State-owned Cubapetroleo (Cupet) is in charge of all exploration, development, refining, marketing and transportation. Its affiliate Comercial Cupet negotiates contracts with outside companies.
Cuba's offshore offering
Cuba is attempting to raise interest in 59 blocks in the eastern Gulf of Mexico and western Straits of Florida. The blocks average 2,000 sq km and are in 2,000-4,000 m of water. A production-sharing contract is in place to govern exploration there.
Officials hope to make available later this year 2D seismic and other geophysical data which Cie. Generale de Geophysique acquired in 1999 for the government.
The northernmost of the blocks lies south of three US Minerals Management Service planning areas-Rankin, Dry Tortugas, and Key West-which themselves lie off Florida's southwest coast.
Cuba has not identified several non-US companies it said have already expressed interest in the blocks.
Officially Cuba welcomes the participation of US firms, but Washington's economic sanctions prohibit it.
The westernmost blocks come close to the eastern of two "donut holes," areas of disputed deepwater acreage (see map, OGJ, Apr. 22, 1996, p. 31).
Cuba previously has not offered offshore acreage beyond the bays and waters adjacent to the island.
Heavy oil production
Cuban officials said the island's production is averaging close to 50,000 bo/d. If true, this would be far above levels of the 1980s and most of the 1990s, when maximum production barely exceeded half that figure.
Cuba relies on imports, mostly finished products, for the majority of its needs. Most of its domestic oil is 8-14° gravity with about 8% sulfur. Cubapetroleo produces about half, and the other half comes from joint ventures with non-Cuban companies.
Sherritt said its net production averaged 13,143 bo/d in 1999, up 69% from 1998 and a record for the third straight year.
More than two-thirds of the increase came from new wells on the Puerto Escondido and Varadero West blocks east of Havana and the full-year impact of production from the blocks. The rest came from exploratory wells in Yumuri, Canasi, and Seboruco fields that started up during the year along Cuba's north coast.
Sherritt's net fourth quarter production averaged 12,686 b/d, up 23% on the year.
During 1999 Sherritt's capital spending in Cuba was $40.2 million for six development wells, one appraisal well, and the three successful exploratory wells.

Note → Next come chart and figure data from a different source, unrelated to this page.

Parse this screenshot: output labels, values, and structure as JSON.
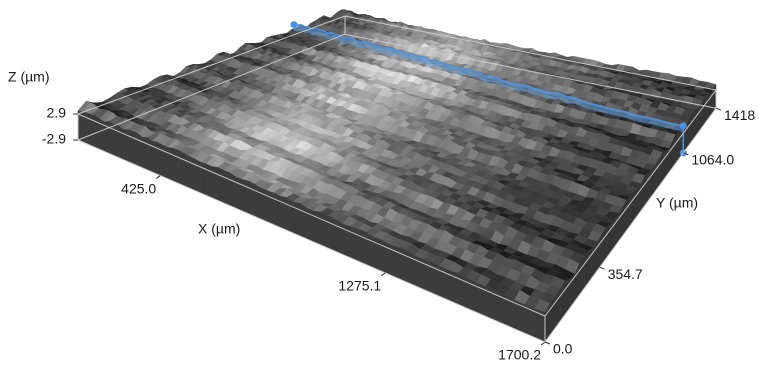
{
  "chart_data": {
    "type": "surface3d",
    "xlabel": "X (µm)",
    "ylabel": "Y (µm)",
    "zlabel": "Z (µm)",
    "xlim": [
      0,
      1700.2
    ],
    "xticks": [
      {
        "value": 425,
        "label": "425.0"
      },
      {
        "value": 1275.1,
        "label": "1275.1"
      },
      {
        "value": 1700.2,
        "label": "1700.2"
      }
    ],
    "ylim": [
      0,
      1418
    ],
    "yticks": [
      {
        "value": 0,
        "label": "0.0"
      },
      354.7,
      {
        "value": 1064,
        "label": "1064.0"
      },
      1418
    ],
    "zlim": [
      -2.9,
      2.9
    ],
    "zticks": [
      2.9,
      -2.9
    ]
  }
}
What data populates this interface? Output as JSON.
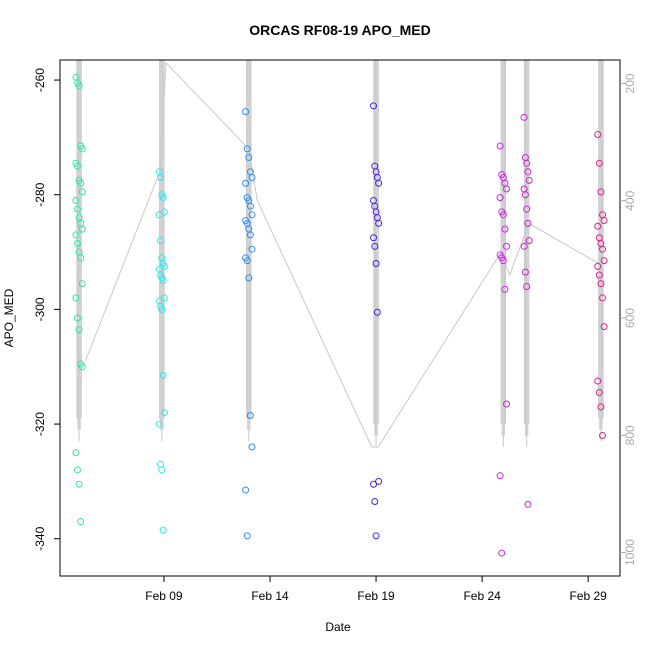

Sherritt said its proved gross reserve base increased by 14.3 million bbl during the year. It also held interests in oil production in Italy and Spain in 1999, but those fields were in decline. The company sold its 20% indirect interest in nearly-depleted Vega oil field off Sicily in December 1999 and is disposing of its remaining indirect interests in onshore gas-producing properties in Italy.
Sherritt did not reveal its planned capital spending in Cuba for 2000.

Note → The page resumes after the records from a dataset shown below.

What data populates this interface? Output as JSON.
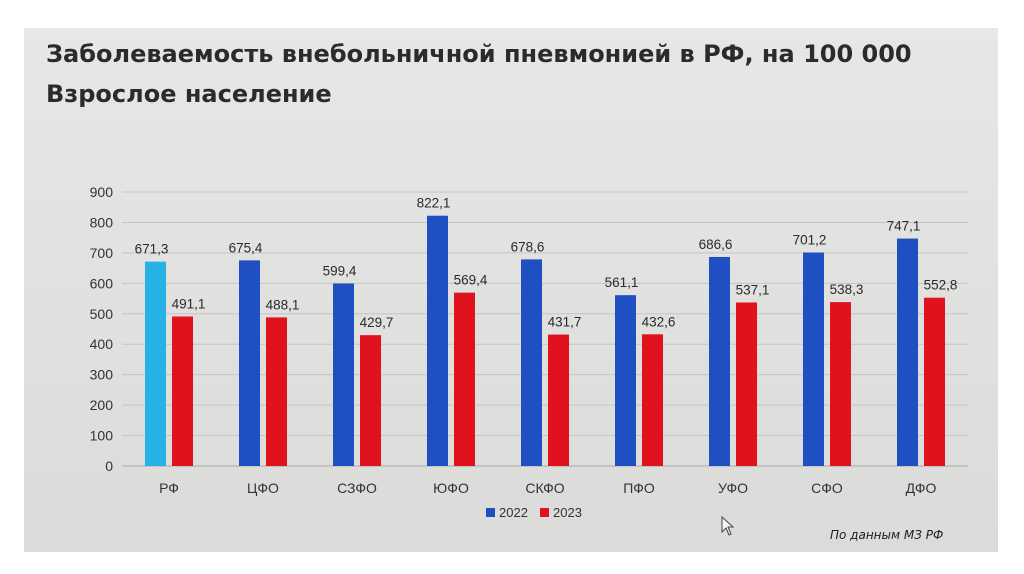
{
  "title": {
    "line1": "Заболеваемость внебольничной пневмонией в РФ, на 100 000",
    "line2": "Взрослое население"
  },
  "source_note": "По данным МЗ РФ",
  "colors": {
    "series_2022": "#1f4fc2",
    "series_2023": "#e0121e",
    "highlight_rf_2022": "#27b2e6",
    "grid": "#c4c4c4"
  },
  "chart_data": {
    "type": "bar",
    "title": "Заболеваемость внебольничной пневмонией в РФ, на 100 000",
    "subtitle": "Взрослое население",
    "categories": [
      "РФ",
      "ЦФО",
      "СЗФО",
      "ЮФО",
      "СКФО",
      "ПФО",
      "УФО",
      "СФО",
      "ДФО"
    ],
    "series": [
      {
        "name": "2022",
        "values": [
          671.3,
          675.4,
          599.4,
          822.1,
          678.6,
          561.1,
          686.6,
          701.2,
          747.1
        ],
        "labels": [
          "671,3",
          "675,4",
          "599,4",
          "822,1",
          "678,6",
          "561,1",
          "686,6",
          "701,2",
          "747,1"
        ]
      },
      {
        "name": "2023",
        "values": [
          491.1,
          488.1,
          429.7,
          569.4,
          431.7,
          432.6,
          537.1,
          538.3,
          552.8
        ],
        "labels": [
          "491,1",
          "488,1",
          "429,7",
          "569,4",
          "431,7",
          "432,6",
          "537,1",
          "538,3",
          "552,8"
        ]
      }
    ],
    "yticks": [
      "0",
      "100",
      "200",
      "300",
      "400",
      "500",
      "600",
      "700",
      "800",
      "900"
    ],
    "ylim": [
      0,
      900
    ],
    "grid": true,
    "legend": "bottom-center"
  }
}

Sherritt's partners are Maurel & Prom, Paris, and Pebercan Inc., Ville St-Laurent, Que. Pebercan said in February that the group's Seboruco-2, a 3,305-m directional well, was successful and that the group was spudding Seboruco-3.
The group reported success in 1999 at Canasi-1 and 2, Yumuri-201, and Seboruco-1. Some of the wells involve directional and horizontal drilling from onshore pads to tap reserves a short distance offshore.
Other activity
As previously reported, Petrobras International SA's Brasoil is to begin exploratory drilling later this year on 3,000-sq-km Block L (Block 50) off the northern coast of central Cuba, pending environmental approvals (OGJ, Feb. 28, 2000, p. 74).
Beau Canada Exploration Ltd., Calgary, which entered Cuba in early 1998 with purchase of a 63% interest in Genoil Inc., is in stand-by mode for geological reasons in Cuba this year. It drilled two 1999 wells about 400 miles southeast of Havana. Cresciente-1X is on a reef play on Block 20, and Angelito-1X is on a wrench-related anticline play on Block 22.
Neither well encountered significant evidence of source rocks, seriously questioning the further viability of exploration in Cuba's southern basins.
Alturas Resources Ltd., Calgary, holds 1.4-million-acre Block 8 just southeast of Havana and just south of Sherritt's Block 7. The private company led by geologist James Podruski has held the block since early 1998.